The best I can come up with is a ternary diagram. In short, we want to show that drought, shade, and nutrient scarcity are all inversely related. And that a given global change factor promotes one or two stresses over the other. Precipitation promotes shade and nutrient scarcity over drought stress. Warmer temperatures promote drought and shade over nutrient scarcity. Disturbances reduce resource stress overall (inset).

There are dependencies for the diagram, e.g. chronic vs. catastrophic fire or scarcity of N vs. P.

Still I think this encapsulates the concepts we have about how global change factors alter limitation.

Mapping out other specific state factors is still a challenge. I get more spaghetti diagrams when I do this. Well, diagrams that look like I spilled dried spaghetti.

Thursday, December 1, 2011

The proximal should precede the distal

Relationship between water potential at which a species loses 90% of conductivity and dry season mortality. From Pratt 2008.  

When it comes to explaining patterns associated with the ecology of plants, a simple dictum should apply: the proximal should precede the distal.

I've been working with a few others to try to make this point with plant functional traits and ecological patterns for a review that Science green-lighted. In short, when looking to explain ecological phenomena, the mechanisms explored should be the closest to the mechanisms that generate the pattern. 

If drought is thought to cause mortality in a system and one is trying to understand which plants would survive drought the best, measure whole-plant drought tolerance first. Then begin to examine more distal underlying traits. Don't start measuring traits like SLA or screening genes until drought tolerance has been quantified.

Pratt et al. 2008 show a good example of the approach. The authors grew up a series of chaparral species from seed and monitored their performance over a dry summer. Those species that could withstand low water potentials the best, suffered lower mortality.

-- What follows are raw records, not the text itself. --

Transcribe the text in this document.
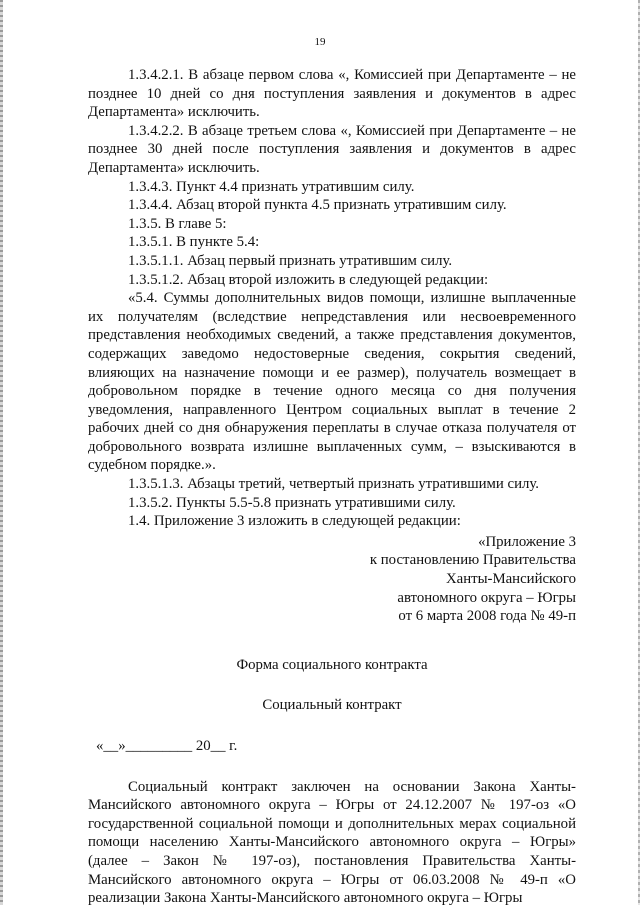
19

1.3.4.2.1. В абзаце первом слова «, Комиссией при Департаменте – не позднее 10 дней со дня поступления заявления и документов в адрес Департамента» исключить.

1.3.4.2.2. В абзаце третьем слова «, Комиссией при Департаменте – не позднее 30 дней после поступления заявления и документов в адрес Департамента» исключить.

1.3.4.3. Пункт 4.4 признать утратившим силу.

1.3.4.4. Абзац второй пункта 4.5 признать утратившим силу.

1.3.5. В главе 5:

1.3.5.1. В пункте 5.4:

1.3.5.1.1. Абзац первый признать утратившим силу.

1.3.5.1.2. Абзац второй изложить в следующей редакции:

«5.4. Суммы дополнительных видов помощи, излишне выплаченные их получателям (вследствие непредставления или несвоевременного представления необходимых сведений, а также представления документов, содержащих заведомо недостоверные сведения, сокрытия сведений, влияющих на назначение помощи и ее размер), получатель возмещает в добровольном порядке в течение одного месяца со дня получения уведомления, направленного Центром социальных выплат в течение 2 рабочих дней со дня обнаружения переплаты в случае отказа получателя от добровольного возврата излишне выплаченных сумм, – взыскиваются в судебном порядке.».

1.3.5.1.3. Абзацы третий, четвертый признать утратившими силу.

1.3.5.2. Пункты 5.5-5.8 признать утратившими силу.

1.4. Приложение 3 изложить в следующей редакции:

«Приложение 3

к постановлению Правительства

Ханты-Мансийского

автономного округа – Югры

от 6 марта 2008 года № 49-п

Форма социального контракта

Социальный контракт

«__»_________ 20__ г.

Социальный контракт заключен на основании Закона Ханты-Мансийского автономного округа – Югры от 24.12.2007 № 197-оз «О государственной социальной помощи и дополнительных мерах социальной помощи населению Ханты-Мансийского автономного округа – Югры» (далее – Закон № 197-оз), постановления Правительства Ханты-Мансийского автономного округа – Югры от 06.03.2008 № 49-п «О реализации Закона Ханты-Мансийского автономного округа – Югры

The same approach applies for a range of other cases, but each time it is important to be clear about what the processes are that are hypothesized to generate the patterns of interest and then measure the functional traits that are most closely related to them. 

There has been over-reliance on general leaf traits, for example, that has generated a lot of frustration (and frustratingly low explanatory power). In contrast, when ecologists directly measure the ability of plants to tolerate low resource availability, for example, ecological patterns are explained better.

Defining the pattern of interest, generating hypotheses about their causes, and clearly linking form and function is a heck of a lot harder than going out and measuring SLA. 

Ultimately, when the proximal precedes the distal, more explanation is generated.

We'll see how we do making the case for the proximal in this review.